Se algum censor não se julga competente para examinar determinado
escrito, tem a obrigação de o dizer a autoridade eclesiástica, sugerindo outro
mais competente. Não faça acepção de
pessoas. O artigo Código prescrevia que
não se publicasse o nome do censor antes que ele emitisse o seu juízo, a fim de
lhe assegurar independência em seu julgamento. Tal norma pode ser válida ainda
em nossos dias.
Dois são os
principais critérios a ser adotados tanto pelo censor como pela autoridade
eclesiástica: 1) a procura incondicional de fidelidade doutrinária e 2) a
prudência … prudência que significa ponderar os efeitos que determinada(s)

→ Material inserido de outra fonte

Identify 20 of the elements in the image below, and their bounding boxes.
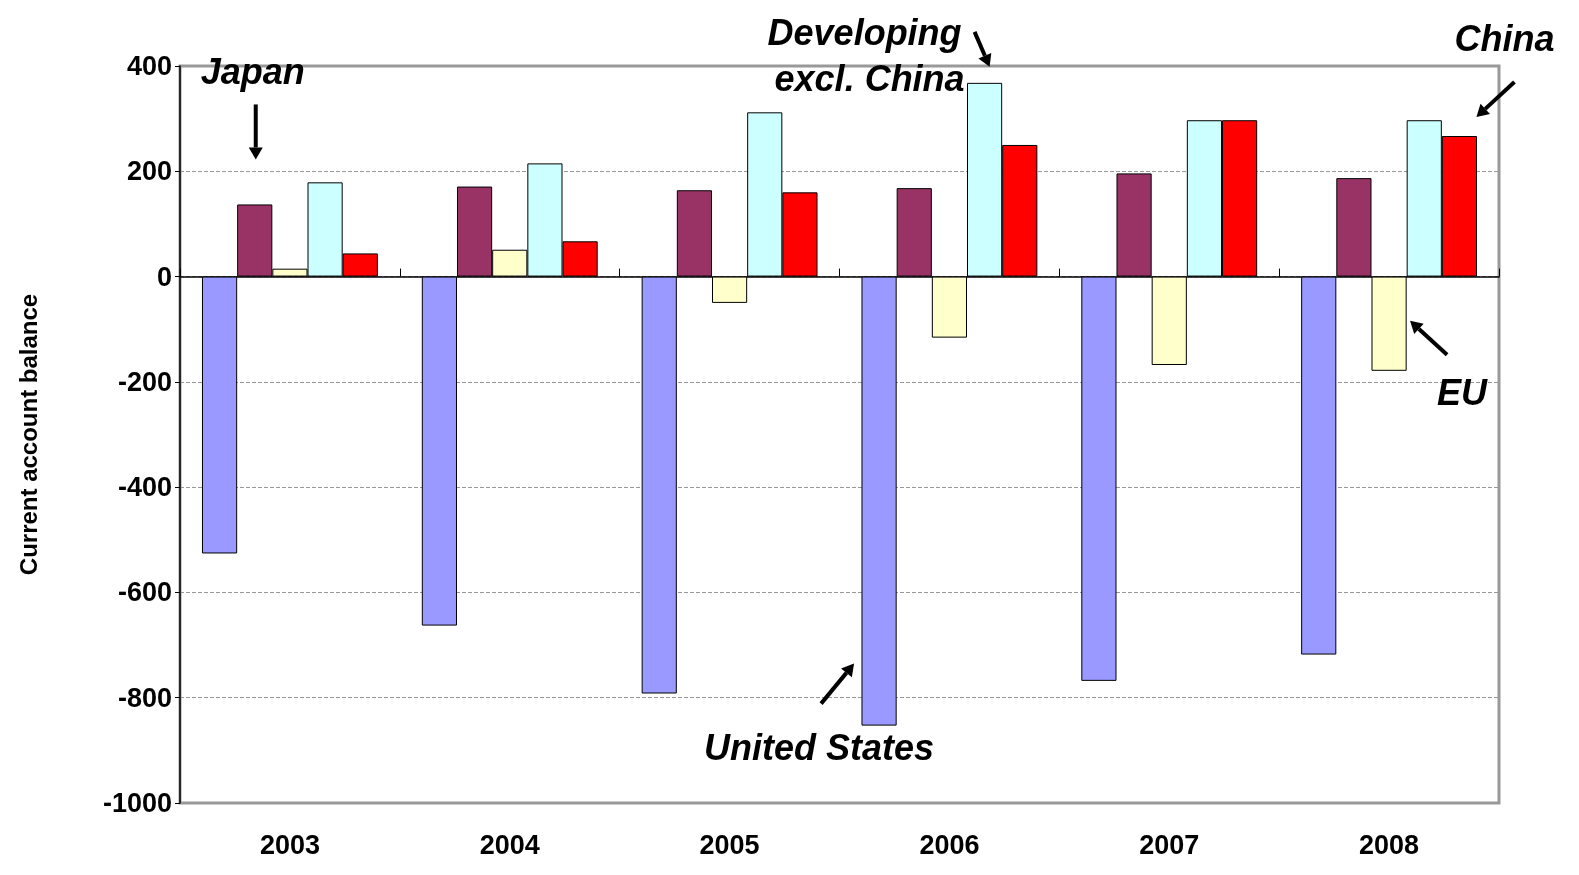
- y-tick-label: 0: [156, 261, 172, 292]
- x-tick-label: 2003: [259, 829, 320, 860]
- x-tick-label: 2007: [1139, 829, 1200, 860]
- y-tick-label: 200: [126, 156, 172, 187]
- x-tick-label: 2006: [919, 829, 980, 860]
- annotation: Developing excl. China: [767, 12, 972, 100]
- annotation: United States: [704, 727, 935, 769]
- x-tick-label: 2005: [699, 829, 760, 860]
- y-axis-title: Current account balance: [14, 293, 42, 576]
- y-tick-label: -800: [117, 682, 172, 713]
- annotation: EU: [1437, 372, 1489, 414]
- y-tick-label: 400: [126, 51, 172, 81]
- x-tick-label: 2008: [1359, 829, 1420, 860]
- y-tick-label: -1000: [102, 788, 172, 818]
- y-tick-label: -400: [117, 472, 172, 503]
- y-tick-label: -200: [117, 366, 172, 397]
- y-tick-label: -600: [117, 577, 172, 608]
- x-tick-label: 2004: [479, 829, 540, 860]
- annotation: Japan: [200, 50, 305, 92]
- text: China: [1454, 17, 1555, 59]
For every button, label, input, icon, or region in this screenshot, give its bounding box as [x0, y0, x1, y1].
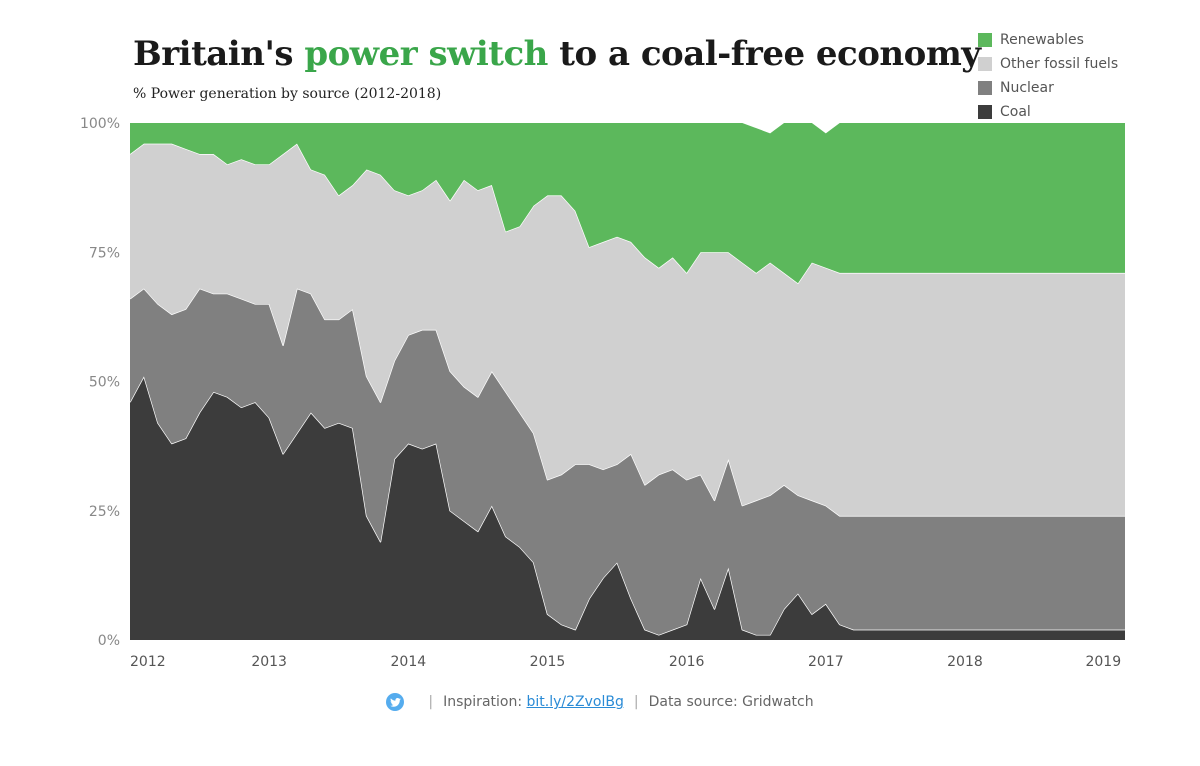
x-tick-label: 2019 — [1085, 654, 1121, 670]
inspiration-label: Inspiration: — [443, 694, 523, 710]
legend-item-nuclear: Nuclear — [978, 76, 1118, 100]
x-tick-label: 2012 — [130, 654, 166, 670]
twitter-bird-icon[interactable] — [386, 693, 405, 711]
inspiration-link[interactable]: bit.ly/2ZvolBg — [526, 694, 624, 710]
chart-title: Britain's power switch to a coal-free ec… — [133, 34, 981, 74]
legend-swatch — [978, 105, 992, 119]
y-tick-label: 100% — [80, 116, 120, 132]
x-tick-label: 2018 — [947, 654, 983, 670]
legend-label: Other fossil fuels — [1000, 56, 1119, 72]
legend-label: Renewables — [1000, 32, 1084, 48]
legend-label: Nuclear — [1000, 80, 1054, 96]
x-tick-label: 2013 — [251, 654, 287, 670]
stacked-area-chart: 0% 25% 50% 75% 100% 2012 2013 2014 2015 2016 2017 2… — [80, 116, 1125, 670]
legend-item-other-fossil-fuels: Other fossil fuels — [978, 52, 1118, 76]
legend-swatch — [978, 57, 992, 71]
x-tick-label: 2016 — [669, 654, 705, 670]
chart-subtitle: % Power generation by source (2012-2018) — [133, 86, 442, 102]
title-prefix: Britain's — [133, 34, 294, 74]
legend-swatch — [978, 33, 992, 47]
legend-label: Coal — [1000, 104, 1031, 120]
legend-item-renewables: Renewables — [978, 28, 1118, 52]
area-renewables — [130, 123, 1125, 284]
y-tick-label: 75% — [89, 245, 120, 261]
title-suffix: to a coal-free economy — [559, 34, 981, 74]
data-source-text: Data source: Gridwatch — [648, 694, 814, 710]
area-coal — [130, 376, 1125, 640]
y-tick-label: 0% — [98, 633, 120, 649]
x-tick-label: 2014 — [391, 654, 427, 670]
x-tick-label: 2015 — [530, 654, 566, 670]
legend-item-coal: Coal — [978, 100, 1118, 124]
legend: Renewables Other fossil fuels Nuclear Coal — [978, 28, 1118, 124]
twitter-bird-glyph — [389, 697, 401, 707]
footer-separator-2: | — [633, 694, 639, 710]
y-tick-label: 25% — [89, 504, 120, 520]
area-other-fossil-fuels — [130, 143, 1125, 516]
footer: | Inspiration: bit.ly/2ZvolBg | Data sou… — [0, 693, 1200, 711]
y-tick-label: 50% — [89, 375, 120, 391]
x-tick-label: 2017 — [808, 654, 844, 670]
title-highlight: power switch — [304, 34, 548, 74]
legend-swatch — [978, 81, 992, 95]
area-nuclear — [130, 288, 1125, 635]
footer-separator-1: | — [428, 694, 434, 710]
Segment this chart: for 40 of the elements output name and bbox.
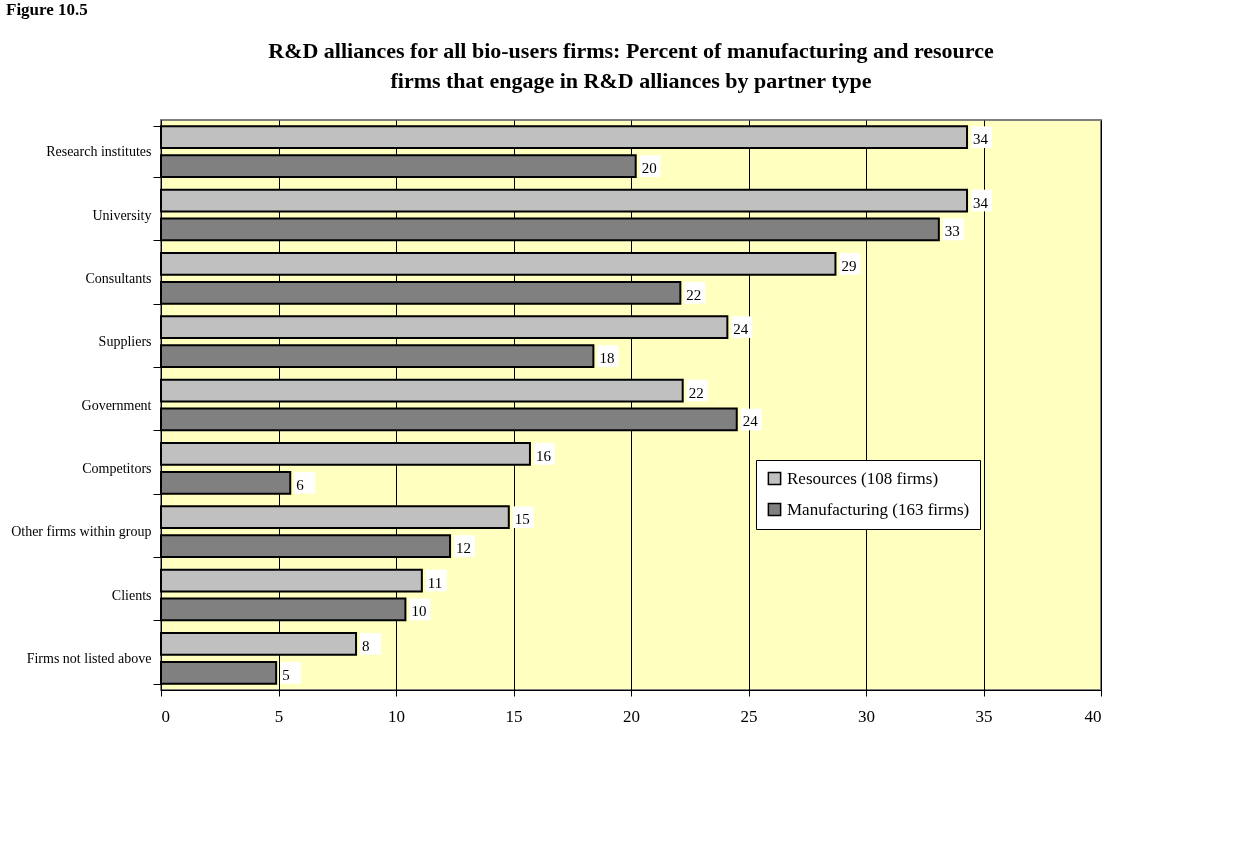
data-label: 16	[535, 447, 552, 464]
x-tick-label: 20	[623, 706, 640, 726]
data-label: 34	[973, 194, 989, 211]
y-tick-label: Competitors	[82, 460, 152, 476]
data-label: 33	[944, 223, 960, 240]
data-label: 6	[296, 476, 305, 493]
x-tick-label: 5	[274, 706, 284, 726]
x-tick-label: 40	[1084, 706, 1102, 726]
x-tick-label: 15	[505, 706, 523, 726]
data-label: 11	[427, 574, 443, 591]
data-label: 24	[742, 413, 759, 430]
data-label: 29	[841, 257, 857, 274]
legend-label: Manufacturing (163 firms)	[787, 499, 970, 519]
y-tick-label: Other firms within group	[11, 524, 152, 540]
x-tick-label: 10	[388, 706, 405, 726]
data-label: 24	[733, 321, 749, 338]
data-label: 15	[514, 511, 530, 528]
data-label: 18	[599, 350, 615, 367]
data-label: 22	[686, 286, 702, 303]
data-label: 10	[411, 603, 427, 620]
x-tick-label: 30	[858, 706, 875, 726]
data-label: 8	[362, 637, 370, 654]
y-tick-label: University	[92, 207, 152, 223]
data-label: 12	[456, 540, 472, 557]
legend-label: Resources (108 firms)	[787, 468, 939, 488]
data-label: 20	[641, 160, 657, 177]
data-label: 22	[688, 384, 704, 401]
y-tick-label: Firms not listed above	[26, 650, 152, 666]
y-tick-label: Suppliers	[98, 334, 152, 350]
y-tick-label: Consultants	[85, 270, 152, 286]
data-label: 5	[282, 666, 290, 683]
caption: Figure 10.5	[6, 0, 88, 20]
x-tick-label: 35	[975, 706, 993, 726]
chart-title: R&D alliances for all bio-users firms: Percent of manufacturing and resource firms that engage in R&D alliances by partner type	[268, 38, 994, 93]
y-tick-label: Government	[81, 397, 152, 413]
x-tick-label: 0	[161, 706, 170, 726]
data-label: 34	[973, 131, 989, 148]
x-tick-label: 25	[740, 706, 758, 726]
y-tick-label: Clients	[111, 587, 152, 603]
y-tick-label: Research institutes	[46, 144, 152, 160]
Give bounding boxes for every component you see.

sentença(s) – mesmo que seja(m) plenamente ortodoxa(s) – podem ocasionar na
sociedade eclesiástica e civil. Na
verdade, pode haver ambientes não preparados para assimilar uma determinada
conclusão teológica válida, mas insólita, impõe-se então uma pedagogia que
saiba dizer tudo o que deve ser dito de maneira delicada a fim de não provocar
confusão ou escândalo.
Se o
alvitre do censor é desfavorável à publicação de algum escrito, a autoridade
eclesiástica não pode licitamente conceder o Imprimatur (Imprima-se), mas
deverá solicitar, se o quiser, o parecer de outros censores, que poderão
confirmar ou não o alvitre do primeiro.
Caso seja recusada a autorização, toca ao Ordinário local informar o
autor da obra, expondo-lhe as razões da recusa.
A licença pode ser concedida sob condição de que o autor reveja tal ou
tal ponto do seu escrito.
O Código de
Direito Canônico não exige que, ao conceder a licença, a autoridade
eclesiástica mencione o nome do censor.
Mas requer-se, feita a ressalva de casos excepcionais (como o de
facilitar a circulação do livro em ambientes não católicos), que o nome da
autoridade que concede a licença conste da obra, assim como o lugar e a data da
concessão.
É a
autoridade eclesiástica que escolhe livremente as pessoas a quem confere a
tarefa de censor. É oportuno que haja
especialistas em matérias diversas no corpo de censores. A Conferência Nacional dos Bispos poderá
traçar um elenco de censores, que ela oferecerá a cada diocese.
Conclusão
As normas
até aqui expostas, depreendidas do Código de 1983, são mais brandas do que as
do Código de 1917. A nova legislação
procurou levar em conta os direitos de expressão e o respeito devido à pessoa
humana, sem, porém fazer concessões ao relativismo doutrinário, que seria
traição a Jesus Cristo. A sabedoria, no caso, consiste em associar entre si
incondicional fidelidade à verdade e compreensão da pessoa humana.
Este artigo
está baseado no Código de Direito Canônico e nos comentários que a ele faz o
Prof. Carlos J. Errázuriz M. na obra Comentário Exegético al Código de Derecho
Canônico, volume II/1, pp. 319-352. Ed.
EUNSA Pamplona (Espanha).
________________________________
¹ Comentário
Exegético al Código de Derecho Canónico III/1. EUNSA, Pamplona, p. 326
¹ Reza o
cânon 228, § 2: “Os leigos que se dispunham por adequada ciência, prudência e
honestidade, estão habilitados a prestar auxílio aos Pastores da Igreja, como
peritos ou conselheiros, mesmo nos Conselhos, de acordo com o Direito”.